For instance, the Power Query in Power BI is one of the most important tools in the data analysis platforms of Microsoft. Here, Power Query is best thought of as an extension to pivot table tools such as Microsoft Excel. The Power Query is a way of slicing and dicing large amounts of data across multiple sources. Relevant data gets extracted quickly and easily through the Power Query. The key to its capabilities include Data Analysis Expressions (DAX). DAX is a query language to analyze data, which provides the proper tools that filter and refine data as required.

Use of Semantic Link within the Microsoft Fabric workspaces

The new semantic link feature of Microsoft Fabric provides a connecting link or a bridge between the data-centric world and data science tools provided by languages like Python. It is done using familiar Pandas and Apache Spark Application Programming Interfaces (APIs). These new libraries get added to Python Code wherein the developers can use semantic links from inside notebooks to design Machine Learning models in AI tools like PyTorch. Then developers can use the Power BI data with any of Python’s numerical analysis tools. This way, complex analysis can be applied to datasets.

The semantic link feature of Microsoft Fabric facilitates collaboration between the developing and operational teams effectively. The Power BI team uses tools like DAX to build report datasets that get linked to models and notebooks used by data science teams. It ensures that both teams keep working with the same data and models.

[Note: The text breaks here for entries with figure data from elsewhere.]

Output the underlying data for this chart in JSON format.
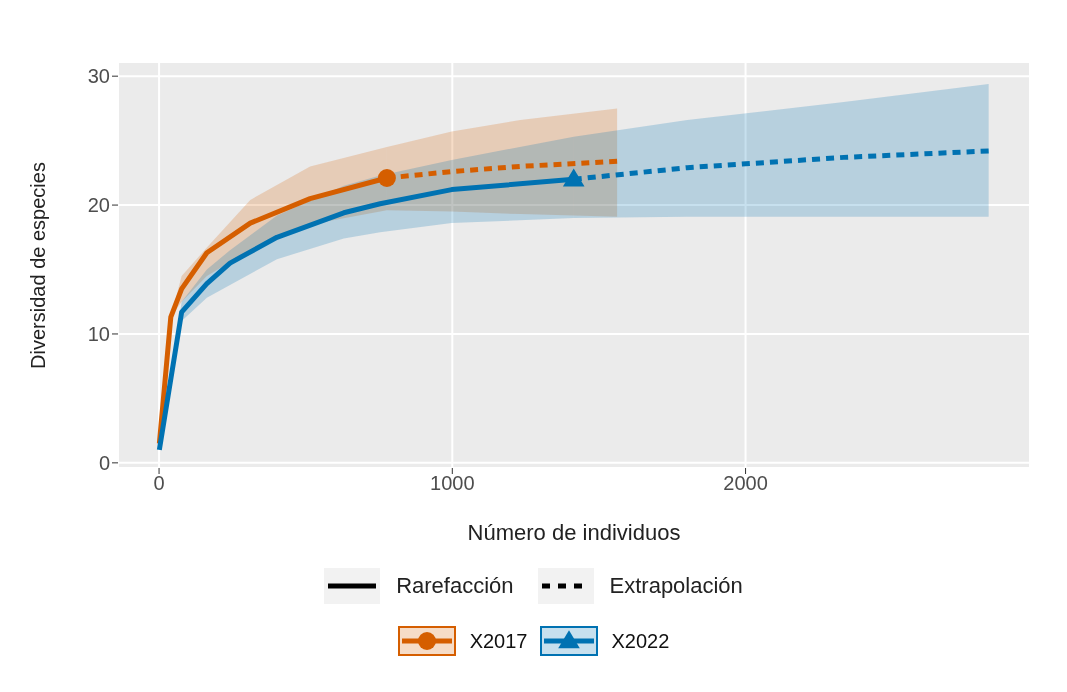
{
  "chart_data": {
    "type": "line",
    "xlabel": "Número de individuos",
    "ylabel": "Diversidad de especies",
    "xlim": [
      -140,
      2970
    ],
    "ylim": [
      -0.4,
      31.1
    ],
    "xticks": [
      0,
      1000,
      2000
    ],
    "yticks": [
      0,
      10,
      20,
      30
    ],
    "grid": true,
    "legend": "bottom",
    "series": [
      {
        "color": "#d55e00",
        "line_style": "solid",
        "x": [
          1,
          40,
          77,
          163,
          311,
          515,
          777
        ],
        "values": [
          1.5,
          11.3,
          13.5,
          16.3,
          18.6,
          20.5,
          22.1
        ],
        "lower": [
          1.5,
          11.3,
          12.5,
          14.5,
          16.5,
          18.5,
          19.6
        ],
        "upper": [
          1.5,
          11.3,
          14.5,
          16.7,
          20.4,
          23,
          24.5
        ]
      },
      {
        "color": "#d55e00",
        "line_style": "dashed",
        "x": [
          777,
          998,
          1232,
          1562
        ],
        "values": [
          22.1,
          22.6,
          23,
          23.4
        ],
        "lower": [
          19.6,
          19.5,
          19.3,
          19.1
        ],
        "upper": [
          24.5,
          25.7,
          26.6,
          27.5
        ]
      },
      {
        "color": "#0072b2",
        "line_style": "solid",
        "x": [
          1,
          77,
          163,
          242,
          402,
          630,
          754,
          998,
          1414
        ],
        "values": [
          1,
          11.7,
          13.9,
          15.5,
          17.5,
          19.4,
          20.1,
          21.2,
          22
        ],
        "lower": [
          1,
          11,
          12.8,
          13.8,
          15.8,
          17.4,
          17.9,
          18.6,
          19
        ],
        "upper": [
          1,
          12.5,
          15,
          16.5,
          19.2,
          21.5,
          22.3,
          23.5,
          25.3
        ]
      },
      {
        "color": "#0072b2",
        "line_style": "dashed",
        "x": [
          1414,
          1801,
          2335,
          2829
        ],
        "values": [
          22,
          22.9,
          23.7,
          24.2
        ],
        "lower": [
          19,
          19.1,
          19.1,
          19.1
        ],
        "upper": [
          25.3,
          26.6,
          28,
          29.4
        ]
      },
      {
        "name": "X2017",
        "type": "scatter",
        "color": "#d55e00",
        "marker": "circle",
        "x": [
          777
        ],
        "values": [
          22.1
        ]
      },
      {
        "name": "X2022",
        "type": "scatter",
        "color": "#0072b2",
        "marker": "triangle",
        "x": [
          1414
        ],
        "values": [
          22
        ]
      },
      {
        "name": "Rarefacción",
        "color": "#000000",
        "line_style": "solid"
      },
      {
        "name": "Extrapolación",
        "color": "#000000",
        "line_style": "dashed"
      }
    ]
  }
}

As aforementioned, the semantic link Python API uses familiar Pandas, and from these methods, one can discover and list the datasets and tables created by Power BI. With the associated measures, the developers can write codes that get evaluated before running DAX from the Python Code.

With Microsoft Fabric, one can use standard Python tools to install the semantic link library. The semantic link library is available from the Pip Module repository. Here, once the library gets loaded into the Python workspace, all which is left to do is to import sempy.fabric to access the Fabric-hosted data. It then gets used to extract data, which is used in the Python Codes. The semantic link package is a Meta Package as it contains several different packages, which get installed individually as per preferences. The semantic link package is a set of functions, which lets the developers use fabric data as geodata that aids in quickly adding geographic information to fabric frames and use the geographic tools of Power BI in reports.

An interactive notebook, a useful feature for developers working with semantic links, can execute DAX code directly by using an iPython Interactive Syntax. Just like writing the Python code, the developers need to install the library in their environment before loading sempy as the external module. A proper DAX command gets used to run and view the desired output as this approach works well for experimenting with fabric-hosted data. Here, the data analysts and scientists work together in the same notebook. DAX queries get run directly from Python with the evaluate_dax function of sempy. The semantic link package helps data scientists validate information. Another option includes the ability to visualize the dependencies between the data entities, which help to refine the results of queries and understand the structure of datasets.

Foundation for Data Science at Scale

With Microsoft Fabric, the developers are not limited to Python notebooks. To use the Big Data tooling, one needs to work with Power BI and Spark data in a single query. Here, Power BI datasets get treated as Spark tables by Fabric. It means that one can use PySpark to query across both Power BI data and Spark tables hosted in Fabric. Other developer preferences include the use of R and SQL tools of Spark.

Conclusion

As of now, there are lots that keep happening with Microsoft Fabric. New features are getting added to the service previews on a monthly cadence. Now, it is clear that the semantic link package library is only the beginning of bridging the divide between data analysis and data science. This makes it easier for users to build data-driven applications and services.